My youngest graduated from high school last Saturday. It was a celebration of the beginning of his voyage as an adult, growing in independence and responsibility. We hosted a party for his friends, as well as ours, as is the local custom. As expected, many mentioned that we are entering the “empty nest” stage of life and wondered how we were going to adapt. Others interjected with the cry, “I wish ours would empty! (Enter child’s name) moved back after (enter college name) and we cannot get him/her to leave. We want our life back!” I have no doubt that you know one acquaintance that could be either a parent, saying the above, or the child it describes. How can we, as parents, help young people prepare? Or, if we’re young, what can we do to spread our wings and leave the comfort of our parents’ nest?
Parents:
· Financial independence is a process that begins when the child is young. Rear your children with a sense of independence and self-sufficiency. Have them take a course in personal finance. Involve them in family discussions about money. Empower them to make good decisions.
· Help them establish a credit rating. They need one to sign a lease, contracts with utility companies, and others. Current credit legislation requires parents to co-sign on a credit card, if your child is less than 21 years old. Yes, you will be responsible for their charges, if they do not pay. Moreover, the card cannot be switched to solely the student’s name when they turn 21. They have to apply for their own credit card and the cosigned card needs to be canceled. An alternative is to apply for a college card, using summer or school earnings as evidence of capacity. Finally, have the student authorized as a user of the parents’ card, stipulating they pay their charges. These all help create a credit score.
· Set a deadline for how long they can be on your insurance policies. Health care legislation now allows coverage on the child, through their parents’ policy, until the age of 26. Most automobile policies require the child to be enrolled in school to continue on their parents’ policy. Set a goal for their independence.
· The same goes for cell-phones, except there is no age limit. The parents, therefore, must set a point in time when their beneficence ends. Encourage your child to share a plan with roommates or friends to reduce costs, in order to help the transition.
· Reduce the advantages of your child remaining at home. It may seem harsh to ask them to pay rent, utilities, or part of the food bill. It may be difficult to get them to take on the responsibilities of home; such as cooking, cleaning, and maintenance. Yet, if you have to push them out of the nest, you must. Make sure you live your lives and stop centering your lives on your adult children.
· For gifts, purchase productive durables for them; toasters, microwaves, coffee makers, knife sets, dishes, and other items required to set up a residence. They’ll get the hint, while a barrier is removed.
Children:
· Get a job. Get a job. Get a job. Write your resume and share it, in order to improve it. Target your resume toward each job opportunity.
· Do internships in your field, in order to establish a professional identity. Ask the members of your university faculty if there is a course you can enroll in for credit. They may have a list of internship providers that can speed you on your quest.

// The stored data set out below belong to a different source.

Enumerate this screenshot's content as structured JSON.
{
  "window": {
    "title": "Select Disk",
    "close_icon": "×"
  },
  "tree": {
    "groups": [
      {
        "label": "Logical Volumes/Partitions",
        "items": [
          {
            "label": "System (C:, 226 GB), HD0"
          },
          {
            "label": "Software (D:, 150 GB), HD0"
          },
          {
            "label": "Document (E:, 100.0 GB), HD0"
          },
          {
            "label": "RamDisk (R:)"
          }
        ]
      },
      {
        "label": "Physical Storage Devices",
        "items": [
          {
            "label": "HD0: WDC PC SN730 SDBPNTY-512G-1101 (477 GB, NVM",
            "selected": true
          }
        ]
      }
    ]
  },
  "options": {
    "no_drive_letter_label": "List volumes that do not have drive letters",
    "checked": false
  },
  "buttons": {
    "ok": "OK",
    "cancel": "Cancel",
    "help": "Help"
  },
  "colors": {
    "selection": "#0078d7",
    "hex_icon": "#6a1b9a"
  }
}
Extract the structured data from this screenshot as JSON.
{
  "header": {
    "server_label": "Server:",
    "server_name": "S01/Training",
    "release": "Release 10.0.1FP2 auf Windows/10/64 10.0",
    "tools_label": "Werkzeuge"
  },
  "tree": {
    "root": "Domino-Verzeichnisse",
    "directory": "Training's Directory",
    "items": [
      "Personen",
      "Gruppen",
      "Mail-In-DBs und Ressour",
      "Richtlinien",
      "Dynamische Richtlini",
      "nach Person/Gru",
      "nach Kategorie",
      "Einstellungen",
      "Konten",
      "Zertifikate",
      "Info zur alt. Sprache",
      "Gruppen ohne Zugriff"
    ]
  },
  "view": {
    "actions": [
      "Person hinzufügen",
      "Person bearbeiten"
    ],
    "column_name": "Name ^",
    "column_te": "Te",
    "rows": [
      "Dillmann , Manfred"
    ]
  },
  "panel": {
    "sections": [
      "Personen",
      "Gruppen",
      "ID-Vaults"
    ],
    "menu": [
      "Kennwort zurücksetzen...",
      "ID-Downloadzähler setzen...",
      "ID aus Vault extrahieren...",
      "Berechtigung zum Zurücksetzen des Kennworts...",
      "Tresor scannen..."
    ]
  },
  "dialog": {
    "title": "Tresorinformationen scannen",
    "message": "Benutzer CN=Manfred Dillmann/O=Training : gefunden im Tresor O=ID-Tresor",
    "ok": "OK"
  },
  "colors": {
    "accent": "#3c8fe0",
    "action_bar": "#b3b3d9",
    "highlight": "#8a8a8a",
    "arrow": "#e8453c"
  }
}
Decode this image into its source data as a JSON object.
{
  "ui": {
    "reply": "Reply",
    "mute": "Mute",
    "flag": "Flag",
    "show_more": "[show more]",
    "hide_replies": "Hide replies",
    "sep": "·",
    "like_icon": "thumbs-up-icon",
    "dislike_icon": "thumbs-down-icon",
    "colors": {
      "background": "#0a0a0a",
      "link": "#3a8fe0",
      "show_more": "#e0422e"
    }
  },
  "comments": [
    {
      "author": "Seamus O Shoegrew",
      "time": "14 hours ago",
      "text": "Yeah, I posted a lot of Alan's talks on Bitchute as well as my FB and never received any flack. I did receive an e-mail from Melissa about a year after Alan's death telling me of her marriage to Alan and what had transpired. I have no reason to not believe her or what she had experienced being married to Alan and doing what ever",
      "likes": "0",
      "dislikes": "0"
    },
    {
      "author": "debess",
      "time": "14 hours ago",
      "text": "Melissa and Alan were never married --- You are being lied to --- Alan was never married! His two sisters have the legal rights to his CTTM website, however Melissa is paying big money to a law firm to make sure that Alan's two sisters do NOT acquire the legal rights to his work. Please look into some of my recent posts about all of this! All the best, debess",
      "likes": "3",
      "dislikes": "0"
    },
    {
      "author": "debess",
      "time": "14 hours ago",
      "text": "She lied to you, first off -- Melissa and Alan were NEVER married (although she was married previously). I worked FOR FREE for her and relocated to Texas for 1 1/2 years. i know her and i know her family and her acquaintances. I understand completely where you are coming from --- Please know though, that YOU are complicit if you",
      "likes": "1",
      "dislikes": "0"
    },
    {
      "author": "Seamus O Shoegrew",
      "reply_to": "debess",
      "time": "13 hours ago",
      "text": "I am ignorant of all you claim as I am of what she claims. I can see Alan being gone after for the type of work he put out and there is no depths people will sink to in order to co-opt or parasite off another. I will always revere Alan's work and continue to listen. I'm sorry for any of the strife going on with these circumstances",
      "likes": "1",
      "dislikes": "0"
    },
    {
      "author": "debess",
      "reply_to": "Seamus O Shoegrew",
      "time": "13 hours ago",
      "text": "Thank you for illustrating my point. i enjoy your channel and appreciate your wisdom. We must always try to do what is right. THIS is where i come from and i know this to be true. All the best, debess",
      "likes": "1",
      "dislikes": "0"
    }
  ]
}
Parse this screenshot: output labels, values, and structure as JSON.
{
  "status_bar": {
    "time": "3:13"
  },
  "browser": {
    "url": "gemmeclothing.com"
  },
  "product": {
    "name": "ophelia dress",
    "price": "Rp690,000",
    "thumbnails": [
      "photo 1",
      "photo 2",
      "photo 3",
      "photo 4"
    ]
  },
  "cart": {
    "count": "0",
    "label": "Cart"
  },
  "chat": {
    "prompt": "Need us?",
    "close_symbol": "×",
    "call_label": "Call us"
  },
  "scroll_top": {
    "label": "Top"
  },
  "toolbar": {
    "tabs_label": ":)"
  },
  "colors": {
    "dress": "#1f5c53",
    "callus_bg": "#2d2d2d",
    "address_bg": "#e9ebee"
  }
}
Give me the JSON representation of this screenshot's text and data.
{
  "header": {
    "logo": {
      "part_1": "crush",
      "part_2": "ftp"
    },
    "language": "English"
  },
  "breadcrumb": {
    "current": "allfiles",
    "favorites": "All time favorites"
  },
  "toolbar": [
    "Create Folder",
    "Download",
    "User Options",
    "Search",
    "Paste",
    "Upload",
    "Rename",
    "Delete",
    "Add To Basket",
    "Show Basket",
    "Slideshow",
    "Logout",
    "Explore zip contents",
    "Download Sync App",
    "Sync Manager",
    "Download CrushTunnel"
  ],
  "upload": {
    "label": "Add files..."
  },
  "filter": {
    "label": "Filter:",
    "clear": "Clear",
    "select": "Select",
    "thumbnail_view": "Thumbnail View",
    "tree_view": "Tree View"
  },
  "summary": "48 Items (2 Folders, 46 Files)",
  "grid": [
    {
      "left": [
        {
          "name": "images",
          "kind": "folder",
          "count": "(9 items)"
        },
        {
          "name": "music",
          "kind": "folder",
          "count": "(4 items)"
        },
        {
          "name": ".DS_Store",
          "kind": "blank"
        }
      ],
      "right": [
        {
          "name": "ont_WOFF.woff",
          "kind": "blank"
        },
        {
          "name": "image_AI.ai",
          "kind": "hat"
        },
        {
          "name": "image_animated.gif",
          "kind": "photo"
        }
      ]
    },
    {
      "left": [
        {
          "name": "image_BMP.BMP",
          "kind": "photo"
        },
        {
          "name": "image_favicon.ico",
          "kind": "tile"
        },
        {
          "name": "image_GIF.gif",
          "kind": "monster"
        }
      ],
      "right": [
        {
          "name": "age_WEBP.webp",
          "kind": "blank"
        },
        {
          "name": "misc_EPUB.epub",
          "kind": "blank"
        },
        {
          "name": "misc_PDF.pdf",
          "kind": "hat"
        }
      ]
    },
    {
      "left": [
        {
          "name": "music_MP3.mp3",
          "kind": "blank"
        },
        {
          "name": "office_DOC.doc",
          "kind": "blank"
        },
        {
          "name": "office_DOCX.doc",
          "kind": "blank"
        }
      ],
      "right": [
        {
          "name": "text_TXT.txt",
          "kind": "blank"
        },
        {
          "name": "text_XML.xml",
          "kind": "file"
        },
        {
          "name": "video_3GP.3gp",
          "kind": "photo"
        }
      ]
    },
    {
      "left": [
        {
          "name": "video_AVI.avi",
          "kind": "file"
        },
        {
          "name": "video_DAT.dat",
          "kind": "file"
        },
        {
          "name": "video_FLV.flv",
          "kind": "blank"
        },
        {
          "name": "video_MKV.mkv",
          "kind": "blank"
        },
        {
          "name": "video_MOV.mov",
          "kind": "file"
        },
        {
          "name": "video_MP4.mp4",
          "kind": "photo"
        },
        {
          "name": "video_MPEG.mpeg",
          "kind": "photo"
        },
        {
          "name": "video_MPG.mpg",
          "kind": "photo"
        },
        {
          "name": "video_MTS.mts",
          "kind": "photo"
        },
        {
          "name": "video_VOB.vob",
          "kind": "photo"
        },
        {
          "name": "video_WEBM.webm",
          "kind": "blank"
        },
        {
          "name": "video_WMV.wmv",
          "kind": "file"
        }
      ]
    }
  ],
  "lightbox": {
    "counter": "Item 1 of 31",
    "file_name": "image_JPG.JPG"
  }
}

· Purchase renter’s insurance, if your property and liability loss exposures are not covered under your parents’ homeowners’ policy. This will help establish your credit.
· Establish a budget and a personal net-worth statement to demonstrate the business-like management of your life and to motivate taking control of your life. Being able to demonstrate your business-like character is important when you apply for credit.
· If you are not living on your own, begin saving two- to three-months rent payments. This will provide the liquidity needed to pay your damage deposit, as well as your first and last month’s rent payments.
· Choose your roommates carefully, while making sure you are a quality roommate. The inability for roommates to adequately address financial issues, stemming from a myriad of causes, can create a negative financial situation that is a potential blemish on your record.
· Make sure you learn how to prepare meals, to reduce the costs of living on your own. Eating out is nice, yet it is an expensive way to obtain calories, especially the calories we drink.
· Learn where and how to shop. It may not be where you are accustomed to seeing your parents shop. Check out vintage clothing shops and thrift stores, particularly in well-to-do towns. Use coupons to save money on the things you typically purchase.
In closing, I know that children often need a place to transition between life’s chapters and parents will continue as the residence of choice. Regardless, parents’ sights should be set on creating a generation who have a life of financial success, thus enabling the parents to have a chance to live theirs.